Well, maybe. But maybe not. Sometimes extravagantly high deduplication ratios are a sign that something is wrong. Really wrong.
I want to take the opportunity to talk about why, if you are getting 450:1 deduplication ratios, you may want to make some changes.
(By the way, I didn't pull the 450:1 number out of my hat... it is referenced here.)
So how can you get 450:1? Generally, there are only two ways:
- You have an extraordinarily high amount of intra-backup commonality. Basically, you are backing up multiple copies of the same file, a lot.
- You are doing a lot of full backups of a data set that doesn't change very much at all.
There are really not a lot of other alternatives.
So, if the first case applies to you, what does this mean? Well, again, there are really only two reasons why this might be the case.
The first of these is that you are doing VMware backup. Generally speaking, VMware backups can get very high deduplication ratios because you are backing up a lot of data that is the same from one VM to the next. Put another way: and two .vmdk files will have a lot of common segments between them (if nothing else, think of all the Windows files that are more or less identical, and that will be found in every VM). If you have a lot of VMs, you will have a lot of data that is duplicated. No surprise, when you go to back it up, you will get a lot of deduplication. (Incidentally, this is one of the cases in which we see Avamar getting deduplication ratios of 600:1 or better.) So if this is you, and you are getting very high deduplication ratios because you are doing a huge amount of VMware backup, you are excused. Give yourself a pat on the back, because life is good, and your very high deduplication ratios are not a sign of trouble.
However, the second reason why you can have a lot of intra-backup commonality is that you have a lot of file servers littered with multiple copies of the same files. Meaning that a bunch of people have saved the same file (more or less, with minor edits) to their personal directories. Or that you still have people saving .pst or .nsf files to their personal directories. This is bad.

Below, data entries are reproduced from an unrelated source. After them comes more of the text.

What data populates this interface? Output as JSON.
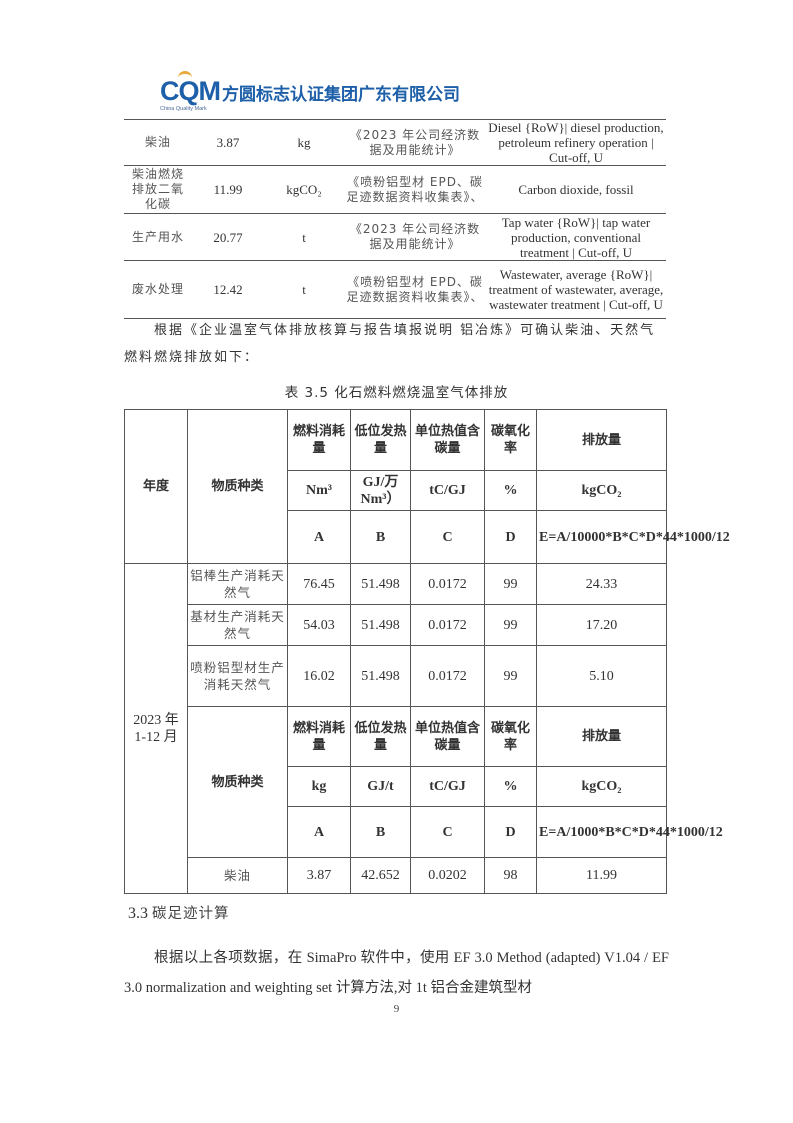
{
  "header": {
    "logo_text": "CQM",
    "logo_subtitle": "China Quality Mark",
    "company_name": "方圆标志认证集团广东有限公司",
    "brand_color": "#1d5fa8"
  },
  "table1": {
    "rows": [
      {
        "name": "柴油",
        "value": "3.87",
        "unit": "kg",
        "source": "《2023 年公司经济数据及用能统计》",
        "dataset": "Diesel {RoW}| diesel production, petroleum refinery operation | Cut-off, U"
      },
      {
        "name": "柴油燃烧排放二氧化碳",
        "value": "11.99",
        "unit": "kgCO₂",
        "source": "《喷粉铝型材 EPD、碳足迹数据资料收集表》、",
        "dataset": "Carbon dioxide, fossil"
      },
      {
        "name": "生产用水",
        "value": "20.77",
        "unit": "t",
        "source": "《2023 年公司经济数据及用能统计》",
        "dataset": "Tap water {RoW}| tap water production, conventional treatment | Cut-off, U"
      },
      {
        "name": "废水处理",
        "value": "12.42",
        "unit": "t",
        "source": "《喷粉铝型材 EPD、碳足迹数据资料收集表》、",
        "dataset": "Wastewater, average {RoW}| treatment of wastewater, average, wastewater treatment | Cut-off, U"
      }
    ]
  },
  "paragraph1": "根据《企业温室气体排放核算与报告填报说明 铝冶炼》可确认柴油、天然气燃料燃烧排放如下：",
  "table2": {
    "caption": "表 3.5 化石燃料燃烧温室气体排放",
    "col_year": "年度",
    "col_material": "物质种类",
    "headers": [
      "燃料消耗量",
      "低位发热量",
      "单位热值含碳量",
      "碳氧化率",
      "排放量"
    ],
    "units_gas": [
      "Nm³",
      "GJ/万Nm³）",
      "tC/GJ",
      "%",
      "kgCO₂"
    ],
    "symbols": [
      "A",
      "B",
      "C",
      "D"
    ],
    "formula_gas": "E=A/10000*B*C*D*44*1000/12",
    "year": "2023 年 1-12 月",
    "gas_rows": [
      {
        "name": "铝棒生产消耗天然气",
        "values": [
          "76.45",
          "51.498",
          "0.0172",
          "99",
          "24.33"
        ]
      },
      {
        "name": "基材生产消耗天然气",
        "values": [
          "54.03",
          "51.498",
          "0.0172",
          "99",
          "17.20"
        ]
      },
      {
        "name": "喷粉铝型材生产消耗天然气",
        "values": [
          "16.02",
          "51.498",
          "0.0172",
          "99",
          "5.10"
        ]
      }
    ],
    "units_diesel": [
      "kg",
      "GJ/t",
      "tC/GJ",
      "%",
      "kgCO₂"
    ],
    "formula_diesel": "E=A/1000*B*C*D*44*1000/12",
    "diesel_row": {
      "name": "柴油",
      "values": [
        "3.87",
        "42.652",
        "0.0202",
        "98",
        "11.99"
      ]
    }
  },
  "section": {
    "number": "3.3",
    "title": "碳足迹计算"
  },
  "paragraph2": "根据以上各项数据，在 SimaPro 软件中，使用 EF 3.0 Method (adapted) V1.04 / EF 3.0 normalization and weighting set 计算方法,对 1t 铝合金建筑型材",
  "page_number": "9"
}
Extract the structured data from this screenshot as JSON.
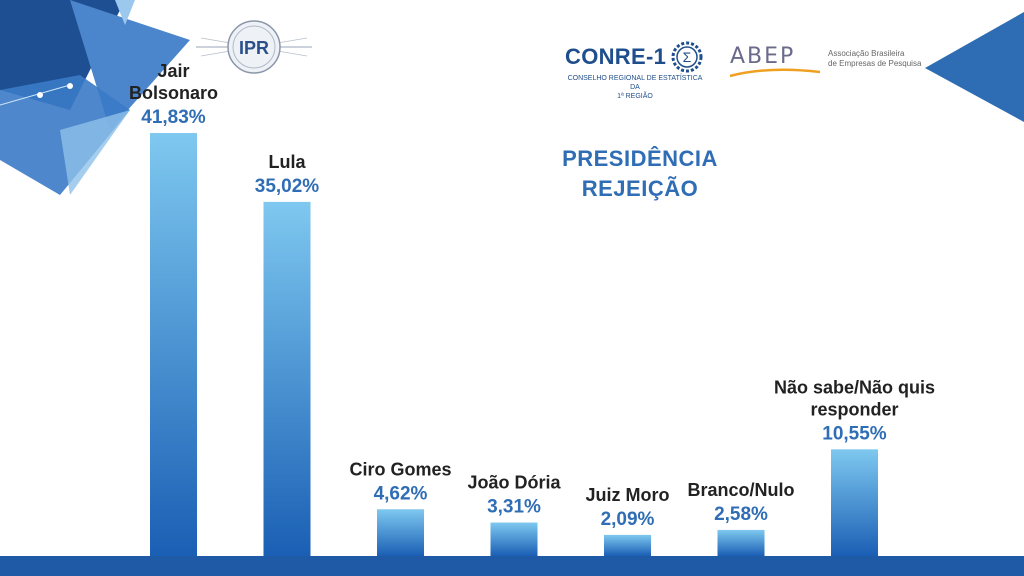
{
  "title_line1": "PRESIDÊNCIA",
  "title_line2": "REJEIÇÃO",
  "logos": {
    "ipr": "IPR",
    "conre_name": "CONRE-1",
    "conre_sub1": "CONSELHO REGIONAL DE ESTATÍSTICA DA",
    "conre_sub2": "1ª REGIÃO",
    "abep_name": "ABEP",
    "abep_sub1": "Associação Brasileira",
    "abep_sub2": "de Empresas de Pesquisa"
  },
  "colors": {
    "accent": "#2f6db5",
    "bar_top": "#7ec8f0",
    "bar_bottom": "#1a5fb4",
    "label": "#222222",
    "value": "#2f6db5"
  },
  "chart_data": {
    "type": "bar",
    "title": "PRESIDÊNCIA REJEIÇÃO",
    "categories": [
      "Jair Bolsonaro",
      "Lula",
      "Ciro Gomes",
      "João Dória",
      "Juiz Moro",
      "Branco/Nulo",
      "Não sabe/Não quis responder"
    ],
    "category_lines": [
      [
        "Jair",
        "Bolsonaro"
      ],
      [
        "Lula"
      ],
      [
        "Ciro Gomes"
      ],
      [
        "João Dória"
      ],
      [
        "Juiz Moro"
      ],
      [
        "Branco/Nulo"
      ],
      [
        "Não sabe/Não quis",
        "responder"
      ]
    ],
    "values": [
      41.83,
      35.02,
      4.62,
      3.31,
      2.09,
      2.58,
      10.55
    ],
    "value_labels": [
      "41,83%",
      "35,02%",
      "4,62%",
      "3,31%",
      "2,09%",
      "2,58%",
      "10,55%"
    ],
    "ylim": [
      0,
      45
    ],
    "grid": false
  }
}
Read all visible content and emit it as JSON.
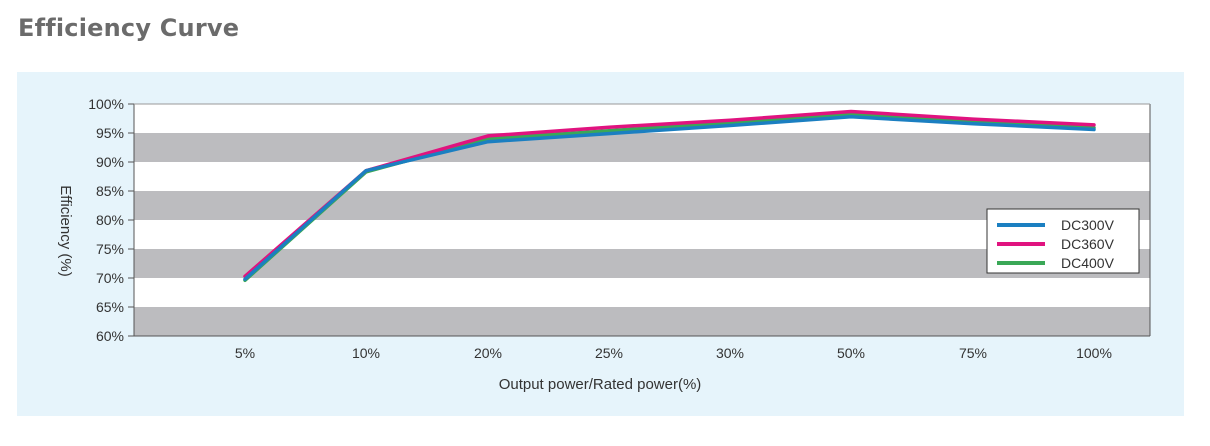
{
  "page": {
    "heading": "Efficiency Curve"
  },
  "chart_data": {
    "type": "line",
    "title": "",
    "categories": [
      "5%",
      "10%",
      "20%",
      "25%",
      "30%",
      "50%",
      "75%",
      "100%"
    ],
    "xlabel": "Output power/Rated power(%)",
    "ylabel": "Efficiency (%)",
    "ylim": [
      60,
      100
    ],
    "yticks": [
      "60%",
      "65%",
      "70%",
      "75%",
      "80%",
      "85%",
      "90%",
      "95%",
      "100%"
    ],
    "grid": "alternating horizontal gray bands",
    "legend_position": "right",
    "series": [
      {
        "name": "DC300V",
        "color": "#1b7fc1",
        "values": [
          69.8,
          88.5,
          93.5,
          94.9,
          96.3,
          97.8,
          96.6,
          95.6
        ]
      },
      {
        "name": "DC360V",
        "color": "#e0137f",
        "values": [
          70.3,
          88.5,
          94.5,
          96.0,
          97.2,
          98.7,
          97.4,
          96.4
        ]
      },
      {
        "name": "DC400V",
        "color": "#3aa857",
        "values": [
          69.6,
          88.3,
          94.0,
          95.4,
          96.8,
          98.2,
          97.0,
          95.9
        ]
      }
    ]
  }
}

How do you know if that is the case? Well, there are a bunch of free utilities that you can download that will do a quick analysis of data redundancy on your servers or NAS boxes. Or you could engage EMC to do a quick and free assessment of your environment--we can quickly and painlessly tell you just how much redundancy of data you do have. The final way you can observe this is if you get a significant amount of deduplication on your first, full, backup. If you reduce a 10 TB backup to 2 TB the first time you backup to a deduplication appliance, and you aren't backing up exclusively VMware systems, you have this problem.
Therefore, if this is in fact the case, if you do have a lot of redundant data in your file environment, yes you will get very high deduplication ratios. However, this is one of the times where that should be telling you that there is something fundamentally broken earlier in the backup/archive chain. Simply put: all that redundant data should be eliminated before it even gets to your backup device. It should be archived.
By archiving the data you will single instance it. This is the process of getting rid of multiple copies of the same file (or email attachment) and storing a single instance, with appropriate pointers for the multiple copies. By archiving it, you will also move it off (expensive) primary storage and move it to (less expensive) secondary or archival storage.
The notion is straight forward: it doesn't matter how well you deduplicate, it is always cheaper, and better to archive the data so that you never have to back it up in the first place. Cheaper, because you don't have to pay for primary storage, backup storage, network bandwidth, etc. Better because you have a scaleable process (which backup, in this context, is not) that is less burdensome, less risky, better serves user needs, and can ultimately add value by providing searchable meta-data indices of archived data, and compliance (both of which are also beyond the scope of backup).
Now, case number two above--a lot of full backups of static data--are also a guaranteed sign that you are a good candidate for archiving. If you backup the same data set, full, a lot of times, all you are doing is moving a whole bunch of copies of exactly the same thing over my network to store them on disk or tape.
This is senseless. This data should be archived.
By archiving it, you will no longer have to move it over the network every time you do a full backup. And just like my other case, you will also no longer need the primary storage to store it on either. By sticking the data on an archival device like the Centera, you will get it out of your backup stream entirely. Again, it is just cheaper and better to archive data than it is to back it up.
Incidentally, I will also offer the following observation: the customers that I see doing a lot of full backups are doing them because they have a compliance requirement of some sort. If that is the case, then you have another, very compelling, reason to consider archiving the data rather than backing it up in the traditional way. Archival storage is superior to tape or deduplicated disk in almost every way at meeting compliance requirements.
To conclude: if you are getting deduplication ratios of hundreds to one, and if you are not doing primarily VMware backup, then you will almost certainly benefit from archiving before you backup.